4.4 Logistic Regression - Summary

Model specifies $K - 1$ linear log-odds/logits: \(\frac{P(G = k \lvert X = x)}{P(G = K \lvert X = x)} = \beta_{k0} + \beta_k^T x, k = 1,..., K - 1\).

Then \(P(G = k \lvert X = x) = \frac{\exp(\beta_{k0} + \beta_k^T x)}{1 + \sum_{l=1}^{K-1} \exp(\beta_{l0} + \beta_l^T x)}\) and \(P(G = K \lvert X = x) = \frac{1}{1 + \sum_{l=1}^{K-1} \exp(\beta_{l0} + \beta_l^T x)}\),
so the posteriors are in $[0,1]$ and sum to 1.

4.4.1 Fitting Logistic Regression Models

Maximum (conditional) likelihood estimation: \(L(\theta) = \log P(g_1,...,g_N \lvert x_1,...,x_N; \theta) = \sum_i \log P(G = g_i \lvert X = x_i; \theta)\)

Binary case: with 0-1 responses, MLE gives score equations: \(\frac{\partial l(\beta)}{\partial \beta} = \sum_i x_i (y_i - P(G = 1 \lvert X = x_i; \beta)) = 0\)

Score equations can be solved by Newton-Raphson or coordinate-descent algorithms.

TODO: Newton-Raphson algorithm

4.4.3 Quadratic Approximations and Inference

4.4.4 $L_1$ Regularized Logistic Regression

Add $L_1$ penalty to log-likelihood for variable selection and shrinkage.

TODO: Optimization methods:

  • Nonlinear programming of concave function
  • Weighted Lasso using quadratic approximations from Newton algorithm
  • Path algorithms (LAR)
  • Coordinate descent is efficient

4.4.5 Logistic Regression or LDA?

Log-posterior odds for both models are linear.
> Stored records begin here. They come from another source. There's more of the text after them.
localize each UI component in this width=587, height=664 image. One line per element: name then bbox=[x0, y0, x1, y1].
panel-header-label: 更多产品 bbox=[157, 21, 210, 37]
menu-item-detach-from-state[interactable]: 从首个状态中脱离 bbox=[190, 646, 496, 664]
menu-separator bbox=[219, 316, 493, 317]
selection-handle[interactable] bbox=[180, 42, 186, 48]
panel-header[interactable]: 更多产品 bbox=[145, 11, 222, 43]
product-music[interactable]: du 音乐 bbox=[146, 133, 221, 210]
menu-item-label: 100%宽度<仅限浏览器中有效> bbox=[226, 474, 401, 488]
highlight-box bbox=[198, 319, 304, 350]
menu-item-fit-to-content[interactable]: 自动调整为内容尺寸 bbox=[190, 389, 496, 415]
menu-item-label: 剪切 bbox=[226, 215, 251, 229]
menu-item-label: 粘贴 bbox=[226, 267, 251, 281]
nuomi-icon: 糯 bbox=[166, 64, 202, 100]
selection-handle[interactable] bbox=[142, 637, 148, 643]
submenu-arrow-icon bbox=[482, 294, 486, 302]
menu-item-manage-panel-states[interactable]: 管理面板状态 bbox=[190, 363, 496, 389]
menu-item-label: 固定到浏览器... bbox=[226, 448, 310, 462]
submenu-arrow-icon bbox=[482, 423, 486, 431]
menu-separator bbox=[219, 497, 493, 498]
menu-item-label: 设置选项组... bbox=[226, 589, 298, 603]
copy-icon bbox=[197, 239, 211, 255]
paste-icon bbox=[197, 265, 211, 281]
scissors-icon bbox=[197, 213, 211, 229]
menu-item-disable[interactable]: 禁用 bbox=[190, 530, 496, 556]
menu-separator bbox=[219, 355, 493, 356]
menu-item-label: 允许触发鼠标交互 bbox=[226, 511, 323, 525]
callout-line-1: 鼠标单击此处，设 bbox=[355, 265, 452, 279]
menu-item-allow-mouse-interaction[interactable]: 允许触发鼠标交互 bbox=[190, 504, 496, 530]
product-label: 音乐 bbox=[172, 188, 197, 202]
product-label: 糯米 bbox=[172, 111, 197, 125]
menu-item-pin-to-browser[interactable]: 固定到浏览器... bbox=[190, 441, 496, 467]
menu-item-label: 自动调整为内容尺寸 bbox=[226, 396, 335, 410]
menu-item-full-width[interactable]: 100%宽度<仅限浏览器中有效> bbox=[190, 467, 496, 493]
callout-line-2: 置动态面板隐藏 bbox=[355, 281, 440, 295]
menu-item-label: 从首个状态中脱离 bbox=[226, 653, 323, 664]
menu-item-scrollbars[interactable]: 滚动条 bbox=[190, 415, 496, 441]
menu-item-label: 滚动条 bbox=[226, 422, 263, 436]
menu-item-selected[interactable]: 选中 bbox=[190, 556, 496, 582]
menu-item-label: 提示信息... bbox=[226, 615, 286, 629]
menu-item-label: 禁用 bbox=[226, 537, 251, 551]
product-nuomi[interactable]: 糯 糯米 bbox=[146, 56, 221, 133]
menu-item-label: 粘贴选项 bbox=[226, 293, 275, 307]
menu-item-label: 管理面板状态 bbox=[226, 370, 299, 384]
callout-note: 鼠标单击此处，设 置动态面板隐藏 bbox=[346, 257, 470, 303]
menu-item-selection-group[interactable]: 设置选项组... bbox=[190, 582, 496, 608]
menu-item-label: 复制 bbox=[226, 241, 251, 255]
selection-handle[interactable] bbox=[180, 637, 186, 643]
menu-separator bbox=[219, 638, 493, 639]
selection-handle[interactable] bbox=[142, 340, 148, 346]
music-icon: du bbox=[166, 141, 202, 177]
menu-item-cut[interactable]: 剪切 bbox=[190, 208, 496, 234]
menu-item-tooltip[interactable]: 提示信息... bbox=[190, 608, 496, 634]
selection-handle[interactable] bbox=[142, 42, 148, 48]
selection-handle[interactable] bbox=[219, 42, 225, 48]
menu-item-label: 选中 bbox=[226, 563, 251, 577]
However,

  • Logistic regression fits $P(G \lvert X)$ by maximizing (multinomial) conditional likelihood
  • LDA fits $P(X, G = k) = P(X \lvert G = k) P(G = k)$ by maximizing full likelihood

Equivalently, LDA fits marginal mixture density \(P(X) = \sum_k \pi_k \phi(X; \mu_k, \Sigma)\).